Name Games
Can your name really determine your destiny?
Just ask any 13-year-old girl and she’ll tell you that she, like, totally hates her name. In my case, the name Rosemary was old-fashioned before old-fashioned was in again, hard to say (hence “Gooseberry”) and, since Mary rhymes with both “scary” and “hairy,” lends itself to some unfortunate schoolyard nicknames. Like most twentysomethings, though, I’ve slowly grown into my name. “We’re all drawn to our name in a fundamental way,” says Laura Wattenberg, author of The Baby Name Wizard. Sociologists call it “implicit egotism”: It’s the reason that you’re 100 percent more likely to read spam from a similarly named sender, why Virginias live disproportionately in Virginia and why Dennises are slightly more likely to become dentists. It also explains why roses are my favourite flower.
Vanity aside, names are important. In the past, they signalled your lineage, your profession or your locale. (Robert Pattison’s ancestor, for example, was the son of Patrick, whereas Paris Hilton’s lived on a hill.) But the simple life is long gone, explains Wattenberg. “Today, people have this idea that their names have to be distinctive.”
So, like Robert Zimmerman (Bob Dylan), Norma Jeane Baker (Marilyn Monroe) and Archibald Alexander Leach (Cary Grant), now regular folk are getting creative. When Vancouver musician John Pritchard got married, he took his wife’s last name, Haynes, because “she’s got a cool cowboy name” that works well onstage. If his parents had been alive, he says, it would have killed them. As a nod to his heritage, he chose “Texas” as a middle name, so that if “I ever get lost, people will know where to send me.”
Name changers like John Texas Haynes need only head to their provincial Vital Statistics office, fill out an application, provide documentation and pay a modest fee (ranging from a $10 application fee in the Northwest Territories to as much as $400 in much stricter Quebec).

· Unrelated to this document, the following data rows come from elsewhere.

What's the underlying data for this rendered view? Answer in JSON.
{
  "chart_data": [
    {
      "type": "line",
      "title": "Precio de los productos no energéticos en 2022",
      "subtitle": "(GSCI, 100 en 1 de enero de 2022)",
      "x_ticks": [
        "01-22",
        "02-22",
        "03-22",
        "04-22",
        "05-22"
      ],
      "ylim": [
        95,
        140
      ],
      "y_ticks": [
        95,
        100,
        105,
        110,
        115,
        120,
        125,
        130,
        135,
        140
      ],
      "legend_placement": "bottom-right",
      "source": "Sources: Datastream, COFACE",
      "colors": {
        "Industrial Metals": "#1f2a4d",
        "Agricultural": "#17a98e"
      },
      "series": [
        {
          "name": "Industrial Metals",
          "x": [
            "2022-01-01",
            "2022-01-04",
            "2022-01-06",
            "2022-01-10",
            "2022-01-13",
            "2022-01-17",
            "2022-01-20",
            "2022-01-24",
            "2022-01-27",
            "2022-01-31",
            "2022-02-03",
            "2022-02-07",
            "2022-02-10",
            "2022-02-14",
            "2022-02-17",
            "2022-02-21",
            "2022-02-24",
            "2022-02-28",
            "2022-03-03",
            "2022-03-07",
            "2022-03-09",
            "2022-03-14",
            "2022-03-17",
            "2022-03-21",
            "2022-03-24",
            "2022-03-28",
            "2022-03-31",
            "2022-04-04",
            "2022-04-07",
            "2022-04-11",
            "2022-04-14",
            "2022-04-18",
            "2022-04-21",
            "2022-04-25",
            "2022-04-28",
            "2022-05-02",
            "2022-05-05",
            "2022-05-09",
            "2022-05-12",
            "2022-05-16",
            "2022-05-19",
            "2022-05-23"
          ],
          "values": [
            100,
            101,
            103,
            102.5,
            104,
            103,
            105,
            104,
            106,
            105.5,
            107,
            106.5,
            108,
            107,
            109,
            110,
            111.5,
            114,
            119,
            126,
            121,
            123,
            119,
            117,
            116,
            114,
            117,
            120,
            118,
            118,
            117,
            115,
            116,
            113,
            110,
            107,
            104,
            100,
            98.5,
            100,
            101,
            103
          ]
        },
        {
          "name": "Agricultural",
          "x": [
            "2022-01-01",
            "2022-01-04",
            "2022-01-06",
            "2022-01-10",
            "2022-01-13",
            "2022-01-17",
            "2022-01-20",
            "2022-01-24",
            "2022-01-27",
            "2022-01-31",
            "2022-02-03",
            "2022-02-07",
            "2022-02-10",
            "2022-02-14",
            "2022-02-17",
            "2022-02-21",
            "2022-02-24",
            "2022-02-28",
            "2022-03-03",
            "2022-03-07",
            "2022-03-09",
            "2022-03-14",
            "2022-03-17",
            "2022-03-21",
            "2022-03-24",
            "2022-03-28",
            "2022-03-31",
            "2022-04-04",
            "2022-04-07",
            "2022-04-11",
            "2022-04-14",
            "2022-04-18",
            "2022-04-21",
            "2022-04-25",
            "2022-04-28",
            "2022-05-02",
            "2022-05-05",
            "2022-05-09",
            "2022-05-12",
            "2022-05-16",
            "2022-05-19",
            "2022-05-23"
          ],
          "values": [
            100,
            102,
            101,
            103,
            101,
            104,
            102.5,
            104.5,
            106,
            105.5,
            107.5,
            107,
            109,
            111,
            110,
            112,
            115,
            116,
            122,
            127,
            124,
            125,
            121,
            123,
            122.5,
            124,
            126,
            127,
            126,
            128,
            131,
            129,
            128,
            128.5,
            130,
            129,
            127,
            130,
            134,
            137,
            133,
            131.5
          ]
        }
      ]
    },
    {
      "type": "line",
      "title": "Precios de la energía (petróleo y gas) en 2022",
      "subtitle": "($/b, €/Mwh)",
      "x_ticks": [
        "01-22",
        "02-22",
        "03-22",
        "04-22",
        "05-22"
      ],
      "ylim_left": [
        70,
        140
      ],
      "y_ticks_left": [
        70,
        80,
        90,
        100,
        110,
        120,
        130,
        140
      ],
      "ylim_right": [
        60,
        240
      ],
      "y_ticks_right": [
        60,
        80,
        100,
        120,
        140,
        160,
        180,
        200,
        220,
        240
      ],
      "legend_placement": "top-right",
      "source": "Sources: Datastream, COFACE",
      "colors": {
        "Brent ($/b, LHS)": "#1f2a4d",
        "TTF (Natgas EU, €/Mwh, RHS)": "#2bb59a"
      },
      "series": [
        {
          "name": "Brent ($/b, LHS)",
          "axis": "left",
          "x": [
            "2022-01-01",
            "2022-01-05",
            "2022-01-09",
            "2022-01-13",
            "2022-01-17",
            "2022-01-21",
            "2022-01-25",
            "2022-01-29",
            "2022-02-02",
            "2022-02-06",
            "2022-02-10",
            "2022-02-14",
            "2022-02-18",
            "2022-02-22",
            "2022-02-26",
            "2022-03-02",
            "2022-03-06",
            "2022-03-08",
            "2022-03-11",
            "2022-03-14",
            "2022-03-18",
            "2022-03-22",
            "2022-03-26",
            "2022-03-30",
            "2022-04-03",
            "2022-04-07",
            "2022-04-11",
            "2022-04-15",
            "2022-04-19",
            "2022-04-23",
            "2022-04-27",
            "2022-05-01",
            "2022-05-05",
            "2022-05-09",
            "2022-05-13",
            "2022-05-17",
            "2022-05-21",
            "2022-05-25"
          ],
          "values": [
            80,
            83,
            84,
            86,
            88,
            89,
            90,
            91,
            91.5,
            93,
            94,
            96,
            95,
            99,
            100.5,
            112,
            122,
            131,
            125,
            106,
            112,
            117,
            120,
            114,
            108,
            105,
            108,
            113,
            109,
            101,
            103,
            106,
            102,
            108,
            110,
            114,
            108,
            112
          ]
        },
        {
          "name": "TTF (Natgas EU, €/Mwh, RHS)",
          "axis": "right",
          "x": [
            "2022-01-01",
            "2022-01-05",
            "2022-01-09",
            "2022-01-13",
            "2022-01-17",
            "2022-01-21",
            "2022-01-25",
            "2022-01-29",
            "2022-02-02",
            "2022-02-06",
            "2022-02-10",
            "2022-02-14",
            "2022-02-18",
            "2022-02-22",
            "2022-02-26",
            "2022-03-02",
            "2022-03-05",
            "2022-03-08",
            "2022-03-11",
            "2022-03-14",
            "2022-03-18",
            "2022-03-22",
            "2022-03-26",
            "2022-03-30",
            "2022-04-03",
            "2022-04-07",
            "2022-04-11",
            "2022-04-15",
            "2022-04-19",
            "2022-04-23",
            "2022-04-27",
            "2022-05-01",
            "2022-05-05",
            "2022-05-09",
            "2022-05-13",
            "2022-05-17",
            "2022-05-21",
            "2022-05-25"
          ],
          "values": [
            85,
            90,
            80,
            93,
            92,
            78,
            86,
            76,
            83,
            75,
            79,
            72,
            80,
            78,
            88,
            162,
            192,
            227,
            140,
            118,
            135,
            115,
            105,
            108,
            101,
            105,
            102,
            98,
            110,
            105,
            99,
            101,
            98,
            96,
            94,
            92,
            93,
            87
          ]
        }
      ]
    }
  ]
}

Ki, formerly Kirsten (pronounced “Keerstin”), is a social worker based in British Columbia. Though she still hasn’t changed her name legally and answers to Kirsten to please her grandparents, Ki has never identified with that name. “Whenever I’d introduce myself, some part of me would hesitate,” she says. “I never disliked the name, but it didn’t feel like me.” At 21, the idea of “Ki” appeared. It’s neither masculine nor feminine, and that’s part of the appeal, she says. “I didn’t hum and haw for a name. It just came to me and I thought, ‘Yeah, that’s it.’”
Besides affinity, adopting a nickname may offer other professional perks too. “If you want to go into sales or politics, nicknames are tools that can help you seem friendly and approachable,” says Wattenberg. (Just compare a lovable Bill Clinton to a stern Stephen Harper.)
When a short form just won’t work—for example, if you were to call me Rosie, my mother might poison your tea—Wattenberg recommends styling your name to suit yourself. “People should wait long enough to find out who they become,” she says, “but they should also feel free to change their names.”
No one agrees more than Mumbaibased Indian numerologist Sanjay B. Jumaani. “Our name is our identity,” he says. “It carries weight and influence.” Jumaani practises a 5,000-yearold “mystic science” that aligns your name with the planets to immediately change your destiny. He is also his own success story: After 17 years of struggling to make ends meet, Jumaani added an extra “A” and his middle initial to his name to balance his numerology reading to 3—a number ruled by Jupiter, the planet of wealth. Within six months, he says, business skyrocketed. (Think a single vowel doesn’t matter? Just ask Barbra Streisand. Rumour has it that, on the advice of a numerologist, she dropped the second “a” in Barbara before she released her first album.)
Now India’s most popular numerologist, Jumaani works closely with Bollywood stars and corporations to match names with numbers that are associated with business and personal success (1, 3, 5 and 6). Eight of the 10 top-earning brands in the world (including Google, Coca-Cola and Wal-Mart) carry Jumaani’s powerful numbers, as do all of the world’s richest men. (My own reading was also a 3, making me equal parts skeptical and relieved, but Jumaani advised me not to quit my day job. “Success is a blend of good fortune and hard work,” he says.)
Imagined riches aside, would I still be me if my parents had picked an alternative name? Like most people, I’ll stick with what I’ve got. It’s familiar and easy to spell, and no Rosemarys are managed by Disney Studios. At least not yet, explains Wattenberg. “‘Rosemary’ is poised for a style comeback,” she says. “You have a name on the cusp.”